Many people like to deep-fry scup. And Potter remembers with fondness his grandfather’s pan-cooked scup and eggs for breakfast. Of the many local cookbooks that include recipes for locally caught fish, Cooking the Catch by the late Dave Masch of Falmouth wins the prize for preparing scup with a collection of recipes that include baking, grilling, and pan-frying, using both fillets and the whole fish.

Ceviche is a favorite dish of mine to prepare for guests and parties using just caught Vineyard fish such as fluke or striped bass. Substituting scup did not disappoint. The fresh fish is cut into small dice and covered with lime juice for a few hours to cook. I combined it with the flavors of summer – tomatoes, corn, and basil – and spooned the chilled ceviche on corn chips. It quickly disappeared.

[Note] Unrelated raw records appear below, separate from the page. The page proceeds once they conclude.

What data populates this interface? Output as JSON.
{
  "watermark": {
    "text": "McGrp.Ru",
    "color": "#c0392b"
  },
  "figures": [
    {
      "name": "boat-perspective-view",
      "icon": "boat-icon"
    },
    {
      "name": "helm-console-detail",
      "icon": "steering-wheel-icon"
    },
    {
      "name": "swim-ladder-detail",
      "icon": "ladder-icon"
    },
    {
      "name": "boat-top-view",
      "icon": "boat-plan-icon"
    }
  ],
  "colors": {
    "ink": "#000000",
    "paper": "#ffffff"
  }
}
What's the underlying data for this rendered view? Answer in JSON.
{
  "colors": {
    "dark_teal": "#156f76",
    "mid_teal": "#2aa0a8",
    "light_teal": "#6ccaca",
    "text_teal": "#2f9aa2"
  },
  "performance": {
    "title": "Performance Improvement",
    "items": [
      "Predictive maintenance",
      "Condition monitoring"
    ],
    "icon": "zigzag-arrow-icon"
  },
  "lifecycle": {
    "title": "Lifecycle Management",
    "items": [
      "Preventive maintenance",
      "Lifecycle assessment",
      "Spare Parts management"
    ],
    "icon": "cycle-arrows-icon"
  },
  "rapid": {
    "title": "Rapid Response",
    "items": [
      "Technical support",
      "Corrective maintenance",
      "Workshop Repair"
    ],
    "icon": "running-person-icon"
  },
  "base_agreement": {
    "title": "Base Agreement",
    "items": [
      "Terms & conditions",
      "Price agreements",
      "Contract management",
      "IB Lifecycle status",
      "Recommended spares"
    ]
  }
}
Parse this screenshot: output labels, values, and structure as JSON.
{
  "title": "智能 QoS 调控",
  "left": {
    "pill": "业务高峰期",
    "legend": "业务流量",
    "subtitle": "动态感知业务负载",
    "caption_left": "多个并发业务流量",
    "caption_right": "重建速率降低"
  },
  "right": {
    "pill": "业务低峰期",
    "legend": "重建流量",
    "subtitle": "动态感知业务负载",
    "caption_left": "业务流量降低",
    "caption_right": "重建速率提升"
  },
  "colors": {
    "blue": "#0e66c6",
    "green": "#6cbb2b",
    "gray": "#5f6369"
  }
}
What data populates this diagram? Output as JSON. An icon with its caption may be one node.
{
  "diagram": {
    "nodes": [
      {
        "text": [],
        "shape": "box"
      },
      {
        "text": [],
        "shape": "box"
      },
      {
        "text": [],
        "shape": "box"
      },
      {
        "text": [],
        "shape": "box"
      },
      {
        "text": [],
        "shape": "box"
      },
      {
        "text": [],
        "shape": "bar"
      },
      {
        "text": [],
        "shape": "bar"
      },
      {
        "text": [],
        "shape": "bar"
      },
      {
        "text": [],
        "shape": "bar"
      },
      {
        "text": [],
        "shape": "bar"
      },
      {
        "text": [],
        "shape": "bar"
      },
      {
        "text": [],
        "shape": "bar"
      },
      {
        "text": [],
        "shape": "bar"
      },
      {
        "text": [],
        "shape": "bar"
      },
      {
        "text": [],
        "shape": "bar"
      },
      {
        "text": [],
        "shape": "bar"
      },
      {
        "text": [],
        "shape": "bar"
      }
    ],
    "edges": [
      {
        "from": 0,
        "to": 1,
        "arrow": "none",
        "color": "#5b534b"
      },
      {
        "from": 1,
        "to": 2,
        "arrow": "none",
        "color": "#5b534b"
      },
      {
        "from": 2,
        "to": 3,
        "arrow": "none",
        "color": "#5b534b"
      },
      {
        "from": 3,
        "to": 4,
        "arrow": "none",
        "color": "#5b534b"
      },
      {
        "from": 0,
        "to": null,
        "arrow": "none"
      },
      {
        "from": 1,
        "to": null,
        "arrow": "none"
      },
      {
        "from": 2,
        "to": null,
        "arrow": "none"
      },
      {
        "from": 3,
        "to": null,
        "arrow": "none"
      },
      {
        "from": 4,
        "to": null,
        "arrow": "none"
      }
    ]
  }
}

Probably the best tasting of all from my trip aboard the Skipper was the grilled whole scup – scaled and stuffed with a few herbs. Cooked over a bed of coals, the smokiness and texture of the meat made it worth picking through the bones.

After both experiences of catching and eating this local fish, I join the lucky and proud few that Keep on Scuppin’.

Aboard the Skipper, fishermen are about to send their bait down to the scup below.
Alison Shaw

How to catch a scup

In August, scup can be caught all around the Island, from shore and boat. They will take bait readily and are fun to catch.

1. Rig a fishing rod with the sinker approximately two feet above the hook.

2. Get some squid from a local tackle shop. Cut squid mantle (meaty casing) into strips, 3 x 3/4 inches.

3. Thread hook three times through squid strip.

4. From boat: send bait to ocean bottom. Jig bait slowly up and down off bottom.

From shore: cast out and let bait sink to bottom. Reel in until line is taught.

5. Wait for the scup to strike, which often feels like a tap, tap, tap at the end of the line.

6. Set the hook and reel in your supper.